The classmate who asked little Farah why there is a sizable minority within Islam that thinks it’s okay to kill innocent people is* also* a kid, you know.

The parents of both children will have to teach their children that most Muslims are good people, but there exists a large and historically significant minority of Muslims who believe that to be Muslim is to believe and do evil things. Many of the good people who fight and/or speak out against this latter group are Muslims themselves, and they are heroic and brave.

It is important for both children in this case to hear that from their parents. And the teacher should explain this difference as well if she notices this is an issue.
 
Thanks for your answer. I think it’s an example of the resiliency of the tribal mentality in human society, probably a holdover from the days when those strangers appeared on the horizon or wandered into a hunting camp. We still find ways to make things “us vs them”, and look for characteristics with which to classify people as one or the other.
 
People aren’t going to ignore the reality that world wide terrorism today (as terrorism is actually defined. please don’t bother with changing the definition to alter statistics. That’s intellectually dishonest and won’t work with me) is almost exclusively an Islamic problem.

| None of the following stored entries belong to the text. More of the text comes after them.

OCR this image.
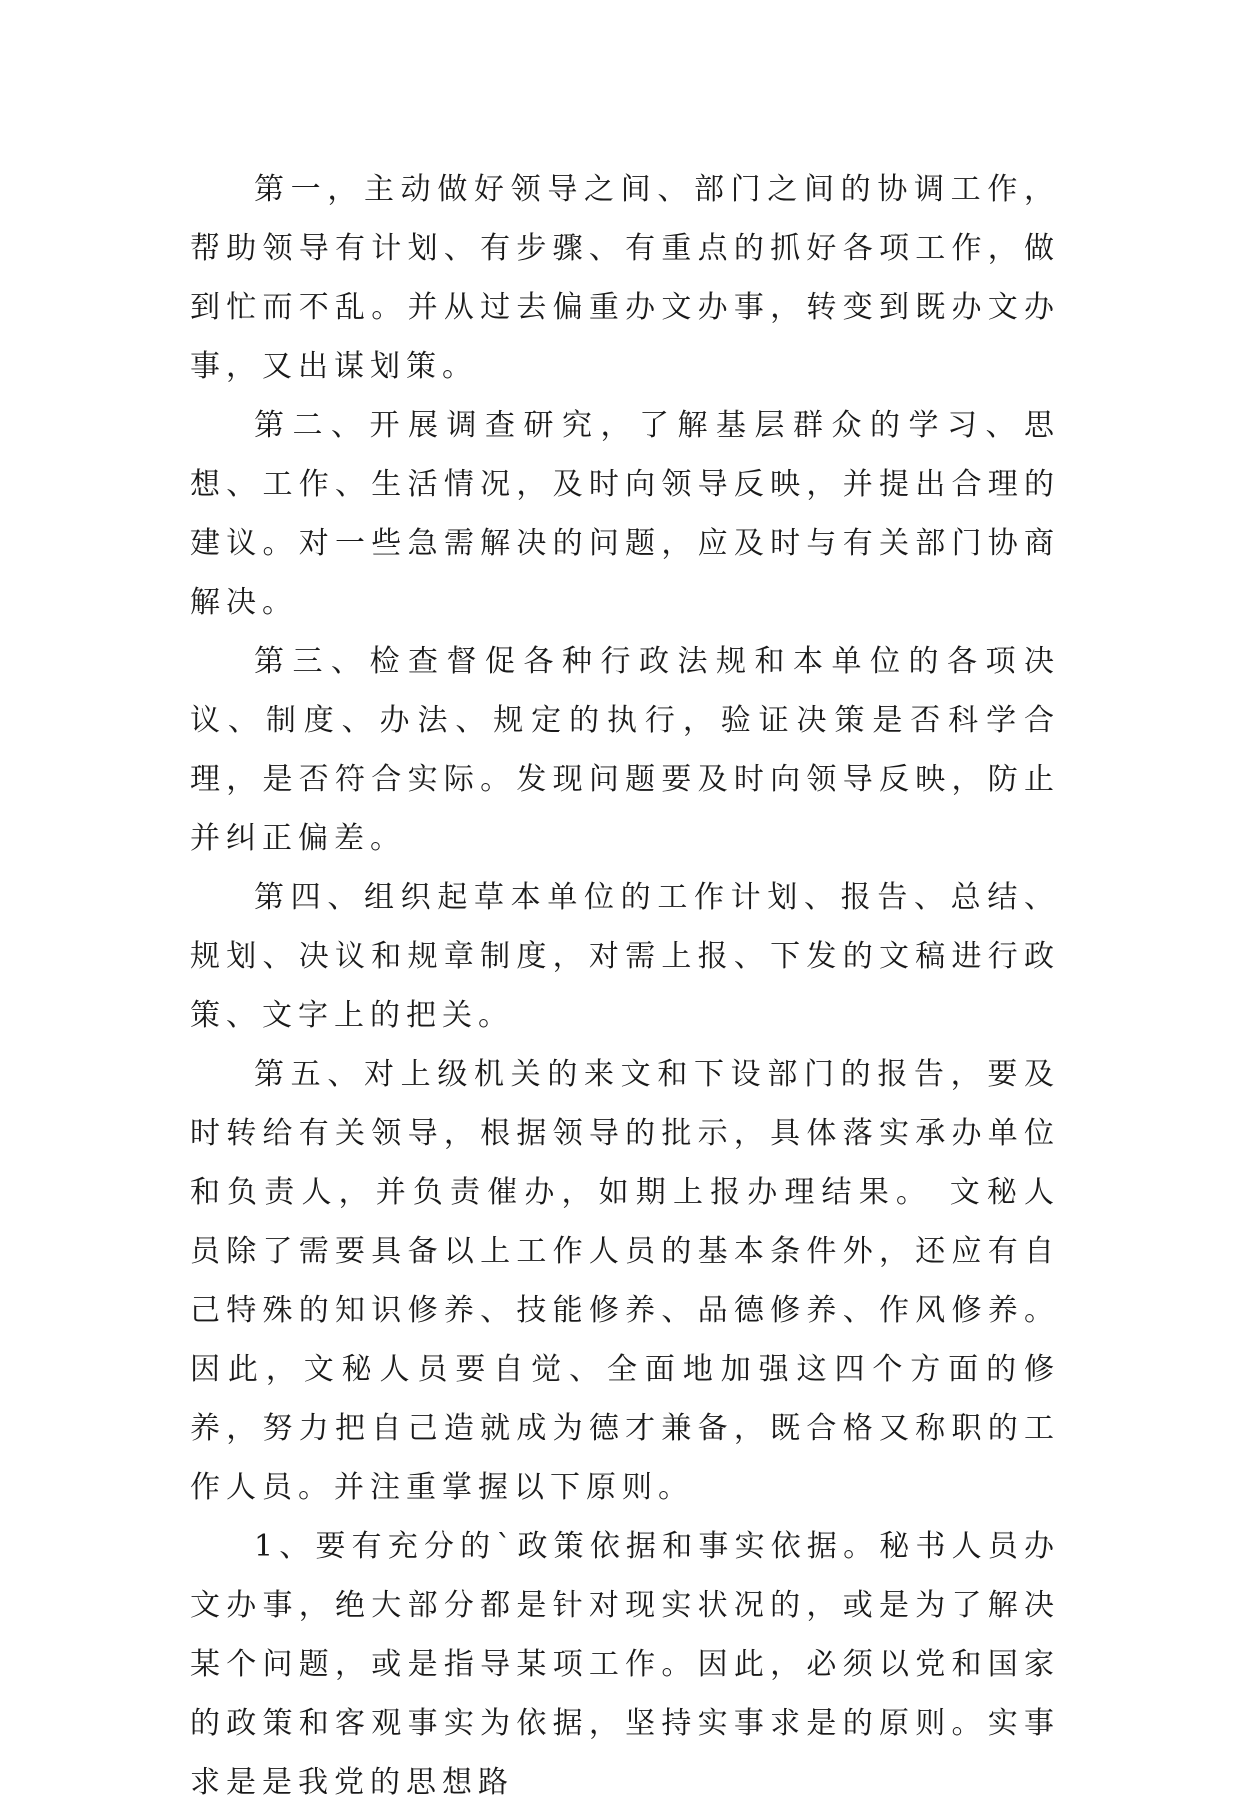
第一，主动做好领导之间、部门之间的协调工作，帮助领导有计划、有步骤、有重点的抓好各项工作，做到忙而不乱。并从过去偏重办文办事，转变到既办文办事，又出谋划策。

第二、开展调查研究，了解基层群众的学习、思想、工作、生活情况，及时向领导反映，并提出合理的建议。对一些急需解决的问题，应及时与有关部门协商解决。

第三、检查督促各种行政法规和本单位的各项决议、制度、办法、规定的执行，验证决策是否科学合理，是否符合实际。发现问题要及时向领导反映，防止并纠正偏差。

第四、组织起草本单位的工作计划、报告、总结、规划、决议和规章制度，对需上报、下发的文稿进行政策、文字上的把关。

第五、对上级机关的来文和下设部门的报告，要及时转给有关领导，根据领导的批示，具体落实承办单位和负责人，并负责催办，如期上报办理结果。 文秘人员除了需要具备以上工作人员的基本条件外，还应有自己特殊的知识修养、技能修养、品德修养、作风修养。因此，文秘人员要自觉、全面地加强这四个方面的修养，努力把自己造就成为德才兼备，既合格又称职的工作人员。并注重掌握以下原则。

1、要有充分的`政策依据和事实依据。秘书人员办文办事，绝大部分都是针对现实状况的，或是为了解决某个问题，或是指导某项工作。因此，必须以党和国家的政策和客观事实为依据，坚持实事求是的原则。实事求是是我党的思想路
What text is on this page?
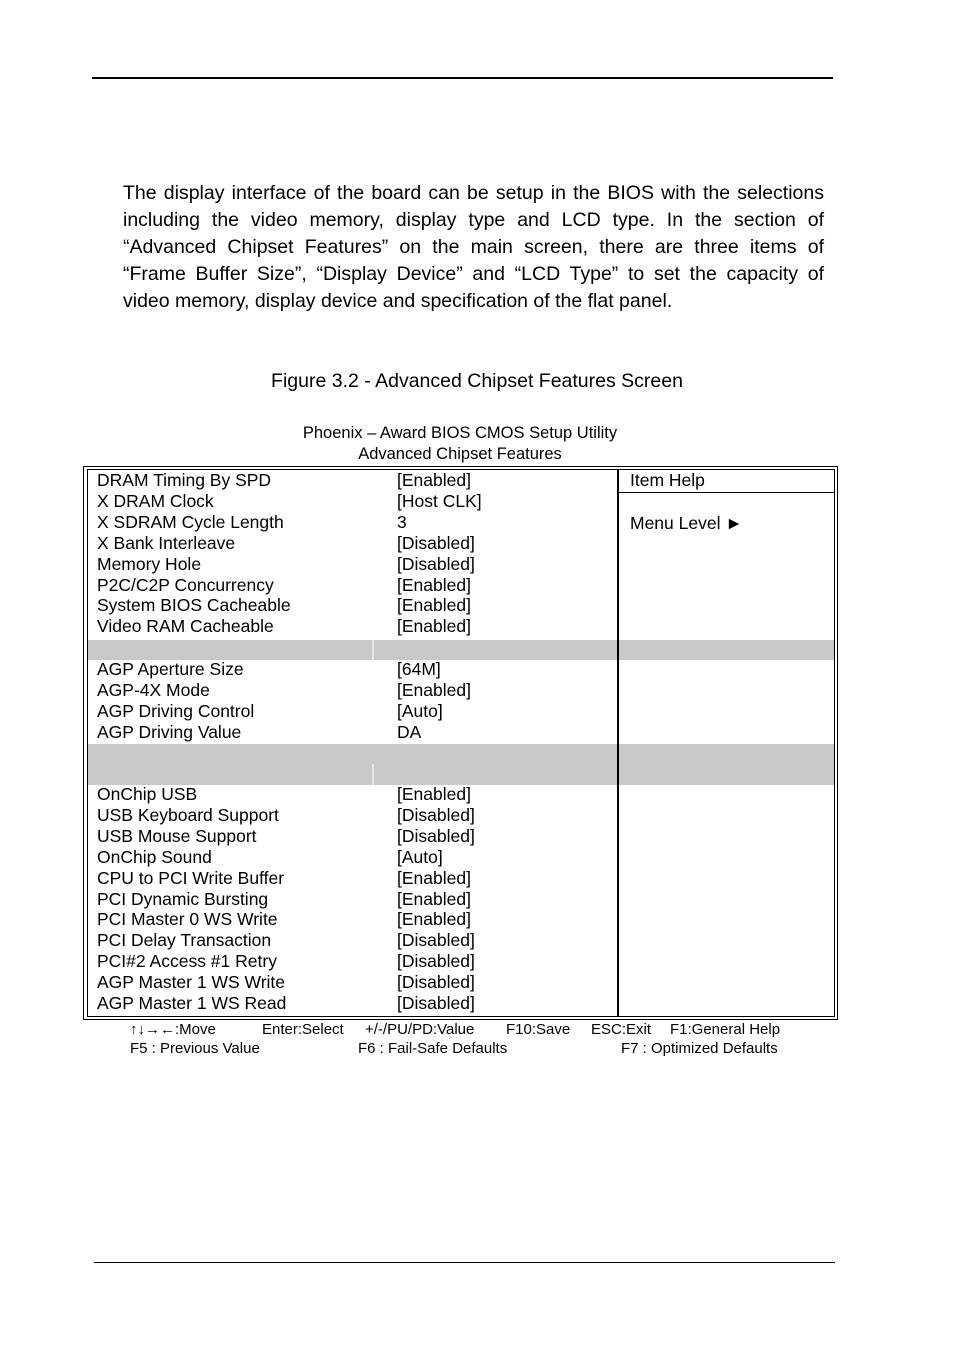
The display interface of the board can be setup in the BIOS with the selections including the video memory, display type and LCD type. In the section of “Advanced Chipset Features” on the main screen, there are three items of “Frame Buffer Size”, “Display Device” and “LCD Type” to set the capacity of video memory, display device and specification of the flat panel.

Figure 3.2 - Advanced Chipset Features Screen
Phoenix – Award BIOS CMOS Setup Utility
Advanced Chipset Features
DRAM Timing By SPD	[Enabled]
X DRAM Clock	[Host CLK]
X SDRAM Cycle Length	3
X Bank Interleave	[Disabled]
Memory Hole	[Disabled]
P2C/C2P Concurrency	[Enabled]
System BIOS Cacheable	[Enabled]
Video RAM Cacheable	[Enabled]
AGP Aperture Size	[64M]
AGP-4X Mode	[Enabled]
AGP Driving Control	[Auto]
AGP Driving Value	DA
OnChip USB	[Enabled]
USB Keyboard Support	[Disabled]
USB Mouse Support	[Disabled]
OnChip Sound	[Auto]
CPU to PCI Write Buffer	[Enabled]
PCI Dynamic Bursting	[Enabled]
PCI Master 0 WS Write	[Enabled]
PCI Delay Transaction	[Disabled]
PCI#2 Access #1 Retry	[Disabled]
AGP Master 1 WS Write	[Disabled]
AGP Master 1 WS Read	[Disabled]
Item Help
Menu Level ►
↑↓→←:Move	Enter:Select +/-/PU/PD:Value F10:Save ESC:Exit F1:General Help
F5 : Previous Value	F6 : Fail-Safe Defaults	F7 : Optimized Defaults
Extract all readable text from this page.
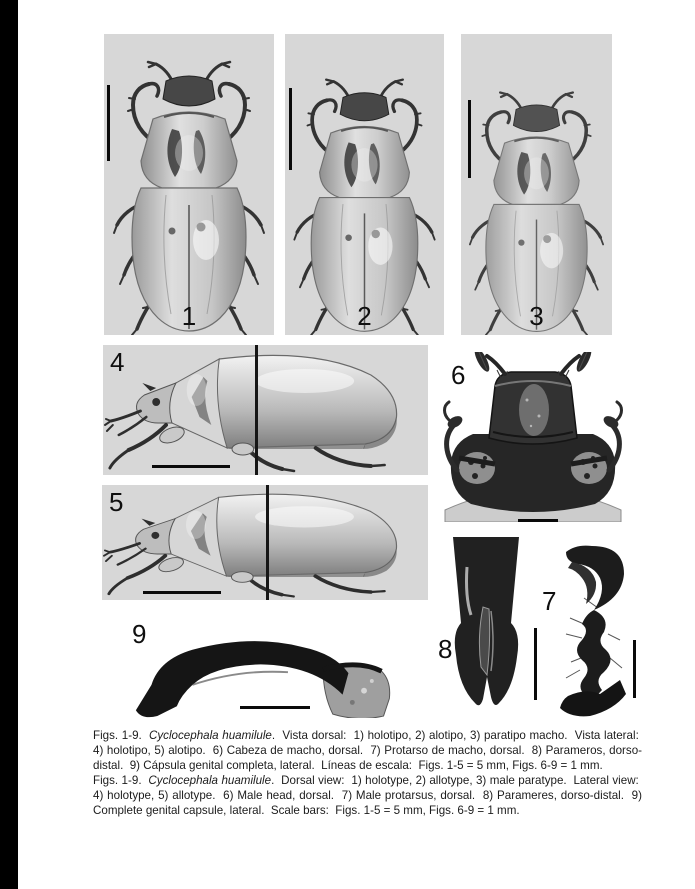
1	2	3
4
5
6
9	8
7

Figs. 1-9.  Cyclocephala huamilule.  Vista dorsal:  1) holotipo, 2) alotipo, 3) paratipo macho.  Vista lateral:  4) holotipo, 5) alotipo.  6) Cabeza de macho, dorsal.  7) Protarso de macho, dorsal.  8) Parameros, dorso-distal.  9) Cápsula genital completa, lateral.  Líneas de escala:  Figs. 1-5 = 5 mm, Figs. 6-9 = 1 mm.

Figs. 1-9.  Cyclocephala huamilule.  Dorsal view:  1) holotype, 2) allotype, 3) male paratype.  Lateral view:  4) holotype, 5) allotype.  6) Male head, dorsal.  7) Male protarsus, dorsal.  8) Parameres, dorso-distal.  9) Complete genital capsule, lateral.  Scale bars:  Figs. 1-5 = 5 mm, Figs. 6-9 = 1 mm.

She needs to get used to this question being asked, and be ready with a response. She needs to understand for herself how she is different than those who murder in her religion’s name, as well as be able to explain that to others. Anything else is just sticking your head in the sand and wishing it would just go away.
This is not the way that we are supposed to treat each other. By failing to protect Muslim children from bullying we make them outliers in our society thus contributing to their radicalization. By failing to correct and stop the bully we facilitate the self-destructive damage that a bully inflicts on his own soul.